According to the American Heart Association (AHA), performing hands-only CPR increases the survival rate of adult cardiac arrest victims by two to three times, especially if performed immediately. The AHA notes, however, that with infants, children, drowning victims, and in cases of drug overdose, doing CPR in conjunction with breathing resuscitation remains ideal.

The interprofessional faculty team – composed of Dr. Habre, Dr. Kuyumjian, Assistant Professor of Clinical Medicine Dr. Fayez Abillama, and Clinical Instructor/Program Director of Emergency Medicine Residency Dr. Alain Tanios – and the students gave attendees simple instructions that are easy to remember in times of crisis.

If you see an adolescent or adult suddenly collapse, immediately call the Red Cross (140) or assign a specific person to do so; press hard and fast in the center of the victim’s chest to force the heart to circulate blood until help arrives.

As an extra tip, the trainers suggested doing chest compressions to the tune of the disco hit Stayin’ Alive, which is about 100 to 120 beats per minute.  

Participants had the opportunity to practice hands-only CPR on torso mannequins.

The day was the fruit of a collaboration between LAU’s Interprofessional Education Program, Clinical Simulation Center, and LAU Medical Center-Rizk Hospital, along with the Gilbert and Rose-Marie Chagoury School of Medicine, Alice Ramez Chagoury School of Nursing, and the School of Pharmacy.

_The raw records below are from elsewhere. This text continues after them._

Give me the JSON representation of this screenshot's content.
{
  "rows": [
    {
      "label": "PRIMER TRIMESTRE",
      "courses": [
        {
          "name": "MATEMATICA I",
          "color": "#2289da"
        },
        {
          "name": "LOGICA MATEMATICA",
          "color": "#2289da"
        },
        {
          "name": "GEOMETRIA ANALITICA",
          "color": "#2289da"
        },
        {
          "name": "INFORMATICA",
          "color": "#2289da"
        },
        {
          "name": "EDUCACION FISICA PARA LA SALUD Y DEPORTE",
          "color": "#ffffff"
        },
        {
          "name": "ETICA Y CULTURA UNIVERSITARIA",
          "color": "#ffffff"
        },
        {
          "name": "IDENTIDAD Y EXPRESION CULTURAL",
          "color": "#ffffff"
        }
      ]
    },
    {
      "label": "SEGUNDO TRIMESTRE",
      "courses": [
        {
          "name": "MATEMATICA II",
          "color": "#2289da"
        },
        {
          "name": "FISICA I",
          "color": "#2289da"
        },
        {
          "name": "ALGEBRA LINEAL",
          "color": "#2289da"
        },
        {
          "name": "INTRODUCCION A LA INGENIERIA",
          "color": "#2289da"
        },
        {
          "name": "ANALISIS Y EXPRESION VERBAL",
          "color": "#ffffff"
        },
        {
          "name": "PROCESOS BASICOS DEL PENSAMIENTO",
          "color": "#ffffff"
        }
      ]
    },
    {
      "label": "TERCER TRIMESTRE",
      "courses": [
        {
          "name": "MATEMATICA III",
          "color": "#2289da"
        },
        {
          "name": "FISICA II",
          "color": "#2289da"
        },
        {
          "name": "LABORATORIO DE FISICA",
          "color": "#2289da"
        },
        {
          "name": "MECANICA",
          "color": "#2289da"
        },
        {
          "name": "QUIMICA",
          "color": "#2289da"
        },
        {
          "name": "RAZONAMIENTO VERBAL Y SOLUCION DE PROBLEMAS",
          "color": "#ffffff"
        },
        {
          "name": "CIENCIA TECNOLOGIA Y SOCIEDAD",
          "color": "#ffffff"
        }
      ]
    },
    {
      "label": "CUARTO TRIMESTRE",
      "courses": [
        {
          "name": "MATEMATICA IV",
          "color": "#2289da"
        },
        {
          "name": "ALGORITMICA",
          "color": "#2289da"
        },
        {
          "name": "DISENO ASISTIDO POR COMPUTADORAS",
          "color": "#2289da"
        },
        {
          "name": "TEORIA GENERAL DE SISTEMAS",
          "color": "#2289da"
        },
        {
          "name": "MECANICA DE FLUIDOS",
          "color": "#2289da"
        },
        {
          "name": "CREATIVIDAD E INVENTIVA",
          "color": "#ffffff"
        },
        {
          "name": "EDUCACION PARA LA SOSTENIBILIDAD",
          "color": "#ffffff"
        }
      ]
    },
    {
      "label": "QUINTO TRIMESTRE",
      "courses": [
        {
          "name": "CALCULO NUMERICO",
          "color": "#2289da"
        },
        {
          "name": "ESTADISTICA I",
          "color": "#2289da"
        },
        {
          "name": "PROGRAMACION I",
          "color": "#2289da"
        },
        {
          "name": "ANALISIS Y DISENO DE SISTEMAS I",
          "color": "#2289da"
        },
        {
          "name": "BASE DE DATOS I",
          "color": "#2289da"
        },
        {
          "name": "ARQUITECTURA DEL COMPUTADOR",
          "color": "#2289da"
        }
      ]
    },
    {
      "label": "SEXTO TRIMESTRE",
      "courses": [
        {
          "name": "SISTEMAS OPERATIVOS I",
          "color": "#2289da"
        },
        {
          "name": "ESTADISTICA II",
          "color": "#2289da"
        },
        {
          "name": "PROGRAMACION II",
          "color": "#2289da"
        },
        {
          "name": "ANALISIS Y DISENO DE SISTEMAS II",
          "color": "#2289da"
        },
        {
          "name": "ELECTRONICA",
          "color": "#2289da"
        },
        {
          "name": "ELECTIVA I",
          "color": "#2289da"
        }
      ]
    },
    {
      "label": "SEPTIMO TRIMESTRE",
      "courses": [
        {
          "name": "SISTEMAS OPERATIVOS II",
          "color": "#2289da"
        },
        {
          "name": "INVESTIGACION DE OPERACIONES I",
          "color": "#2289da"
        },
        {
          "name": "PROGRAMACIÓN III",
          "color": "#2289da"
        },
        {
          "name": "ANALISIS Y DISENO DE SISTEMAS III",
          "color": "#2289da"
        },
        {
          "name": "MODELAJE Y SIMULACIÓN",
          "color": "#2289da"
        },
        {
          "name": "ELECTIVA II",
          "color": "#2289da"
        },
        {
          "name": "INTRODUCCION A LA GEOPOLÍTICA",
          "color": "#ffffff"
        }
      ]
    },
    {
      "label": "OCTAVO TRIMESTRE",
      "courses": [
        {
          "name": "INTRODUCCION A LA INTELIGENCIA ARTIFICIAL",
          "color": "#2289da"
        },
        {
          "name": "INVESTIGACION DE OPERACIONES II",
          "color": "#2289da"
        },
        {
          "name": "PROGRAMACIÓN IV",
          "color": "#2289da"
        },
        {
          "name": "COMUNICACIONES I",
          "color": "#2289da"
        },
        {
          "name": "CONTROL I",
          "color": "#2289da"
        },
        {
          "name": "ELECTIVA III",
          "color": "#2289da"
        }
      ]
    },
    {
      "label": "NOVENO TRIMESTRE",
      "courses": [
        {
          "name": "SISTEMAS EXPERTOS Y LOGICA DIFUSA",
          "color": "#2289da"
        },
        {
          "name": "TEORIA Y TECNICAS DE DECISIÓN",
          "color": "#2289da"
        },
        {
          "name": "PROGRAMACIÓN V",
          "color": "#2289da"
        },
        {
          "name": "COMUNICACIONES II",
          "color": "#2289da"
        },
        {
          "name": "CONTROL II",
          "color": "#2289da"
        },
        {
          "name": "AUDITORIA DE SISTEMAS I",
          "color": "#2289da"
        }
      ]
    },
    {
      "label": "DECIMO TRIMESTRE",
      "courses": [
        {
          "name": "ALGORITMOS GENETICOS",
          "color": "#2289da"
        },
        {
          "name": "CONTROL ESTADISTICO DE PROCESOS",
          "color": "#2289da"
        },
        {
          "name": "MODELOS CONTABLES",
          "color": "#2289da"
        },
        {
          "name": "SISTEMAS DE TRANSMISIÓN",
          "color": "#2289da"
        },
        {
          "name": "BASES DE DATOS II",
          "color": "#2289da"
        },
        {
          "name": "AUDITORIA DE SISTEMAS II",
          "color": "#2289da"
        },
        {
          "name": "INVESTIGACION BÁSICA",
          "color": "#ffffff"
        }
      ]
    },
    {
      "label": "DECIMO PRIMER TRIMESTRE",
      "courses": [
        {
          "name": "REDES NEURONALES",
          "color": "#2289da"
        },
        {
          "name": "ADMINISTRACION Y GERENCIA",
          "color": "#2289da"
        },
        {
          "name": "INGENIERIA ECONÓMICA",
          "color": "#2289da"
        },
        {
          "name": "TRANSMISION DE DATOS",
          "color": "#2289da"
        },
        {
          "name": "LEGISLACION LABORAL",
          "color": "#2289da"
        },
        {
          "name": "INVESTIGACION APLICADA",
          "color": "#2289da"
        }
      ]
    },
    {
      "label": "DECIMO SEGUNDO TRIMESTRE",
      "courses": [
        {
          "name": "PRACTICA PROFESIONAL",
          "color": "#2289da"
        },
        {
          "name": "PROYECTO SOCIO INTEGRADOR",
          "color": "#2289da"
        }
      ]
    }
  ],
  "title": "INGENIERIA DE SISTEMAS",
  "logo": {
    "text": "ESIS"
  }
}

For Interprofessional Education Program Chair Dr. Imad Btaiche, who is also the dean of the School of Pharmacy, “The significance of developing such initiative is that it takes interprofessional health sciences education and practice from the hospital setting to the community, and it underscores the role of team-based interprofessional education and practice in public health promotion and preventive care.”

Dr. Abillama agreed, adding, “I believe that everyone should have access to CPR training. The faculty facilitating the activity and the participating students plan to continue raising awareness of this highly important topic at different community settings in order to reach as many people as possible.”

Health-sciences faculty and students had conducted a previous such session in April at ABC Achrafieh mall.